Heavenly Mountain Resort’s avalanche control rattling windows in Carson Valley and the passes closing for the season are both indications that winter has truly arrived in Western Nevada, despite temperatures approaching 60 degrees.
With rain forecast for Christmas Eve and a snow level of around 4,700 feet early Wednesday morning, the National Weather Service is giving only a 5 percent chance for a white Christmas in the valleys.
But higher up, that precipitation should add to the Sierra Nevada snowpack, which banks away precipitation for spring and summer.
As of the last day of autumn, the Carson River Basin was running 103 percent of average precipitation for the water year, which started on Oct. 1. That’s running behind the Truckee River Basin, which was at 122 percent on Friday, but ahead of the Walker at 100 percent, according to the Natural Resources Conservation Service.
Two storms last week contributed to the snowpack with a new snow telemetry site at Lost Lakes near the top of the West Fork of the Carson River indicating more than a yard of snow fell Dec. 12-17.

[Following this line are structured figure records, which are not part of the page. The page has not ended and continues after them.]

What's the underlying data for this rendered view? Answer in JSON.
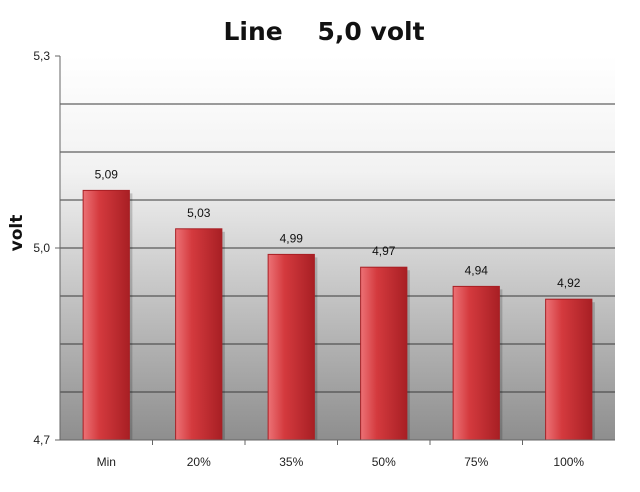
{
  "chart_data": {
    "type": "bar",
    "title": "Line    5,0 volt",
    "xlabel": "",
    "ylabel": "volt",
    "categories": [
      "Min",
      "20%",
      "35%",
      "50%",
      "75%",
      "100%"
    ],
    "values": [
      5.09,
      5.03,
      4.99,
      4.97,
      4.94,
      4.92
    ],
    "value_labels": [
      "5,09",
      "5,03",
      "4,99",
      "4,97",
      "4,94",
      "4,92"
    ],
    "ylim": [
      4.7,
      5.3
    ],
    "yticks": [
      4.7,
      5.0,
      5.3
    ],
    "ytick_labels": [
      "4,7",
      "5,0",
      "5,3"
    ],
    "grid": true,
    "legend": "none",
    "colors": {
      "bar": "#d43a3e",
      "bar_dark": "#a81f24",
      "bar_light": "#ec7276",
      "plot_top": "#ffffff",
      "plot_bottom": "#8e8e8e",
      "gridline": "#3a3a3a"
    }
  }
}
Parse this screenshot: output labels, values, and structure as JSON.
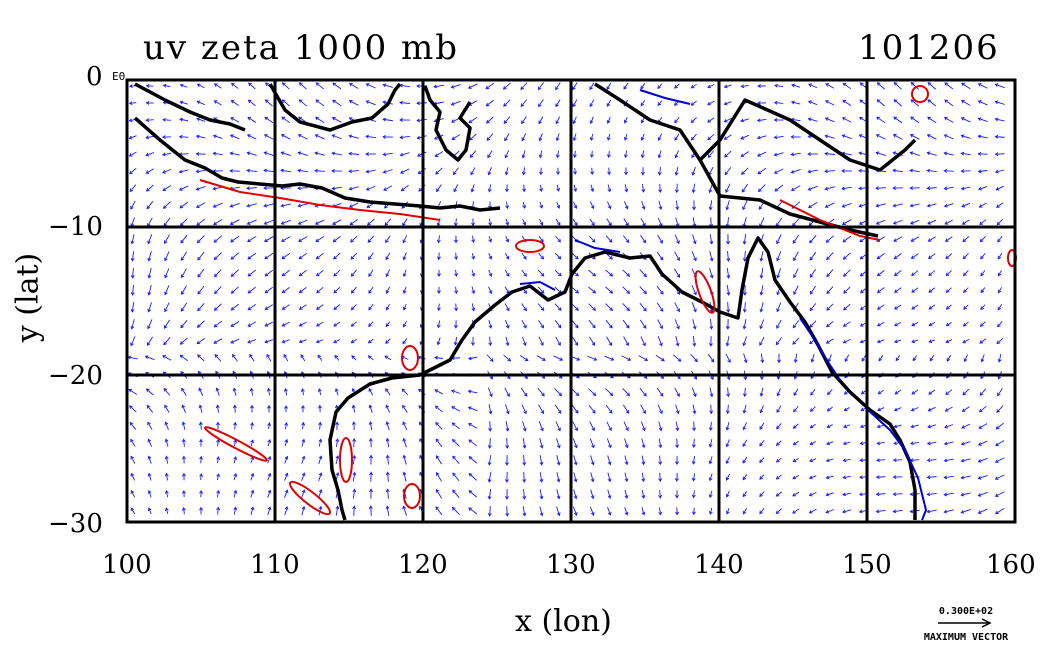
{
  "title_left": "uv zeta 1000 mb",
  "title_right": "101206",
  "axis_x_label": "x (lon)",
  "axis_y_label": "y (lat)",
  "y_corner_label": "E0",
  "x_ticks": [
    "100",
    "110",
    "120",
    "130",
    "140",
    "150",
    "160"
  ],
  "y_ticks": [
    "0",
    "−10",
    "−20",
    "−30"
  ],
  "scale_vector_value": "0.300E+02",
  "scale_vector_label": "MAXIMUM VECTOR",
  "colors": {
    "vector": "#1a1aff",
    "positive_contour": "#e00000",
    "negative_contour": "#0000d0",
    "coastline": "#000000",
    "grid": "#000000"
  },
  "chart_data": {
    "type": "vector_field_map",
    "lon_range": [
      100,
      160
    ],
    "lat_range": [
      -30,
      0
    ],
    "grid_lines_lon": [
      110,
      120,
      130,
      140,
      150
    ],
    "grid_lines_lat": [
      -10,
      -20
    ],
    "features": [
      "wind vectors",
      "vorticity contours",
      "coastlines"
    ]
  }
}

The last few days have reduced the total snow depth to 44 inches, down from the peak of 50, but that snow contains 12.9 inches of water.
The Ebbetts Pass snow telemetry site is running right at average for the year with 9 inches of water locked in 28 inches of snow.

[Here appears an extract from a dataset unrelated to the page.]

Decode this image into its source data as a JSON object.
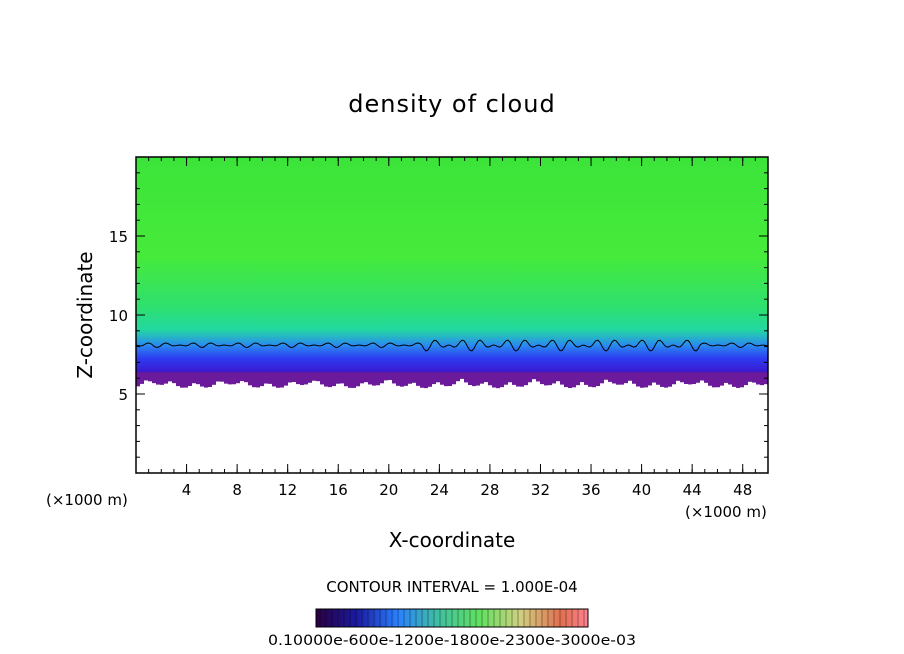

The service announced it upgraded Heavenly Valley’s sensor.
“In addition to its standard sensors, Heavenly now is collecting data for wind speed and wind direction, relative humidity, as well as incoming and outgoing long and short-wave radiation,” according to the service’s newsletter.
The site also includes an experimental sensor cable that hangs from the tower to measure the temperature every 8 inches in the snow.
“This is helpful for predicting how much energy is needed to produce snowmelt which impacts flood potential during rain on snow events,” according to the service.
Predicting how much water will be available for spring is one of the key goals of the service, which operates more than 80 snow telemetry sites from the Sierra and across the Great Basin.
Western Nevadans have regularly checked the snowpack since University of Nevada, Reno, Professor J.E. Church started in 1906. Snow telemetry was introduced in the 1970s with a dozen remote sensors around the state.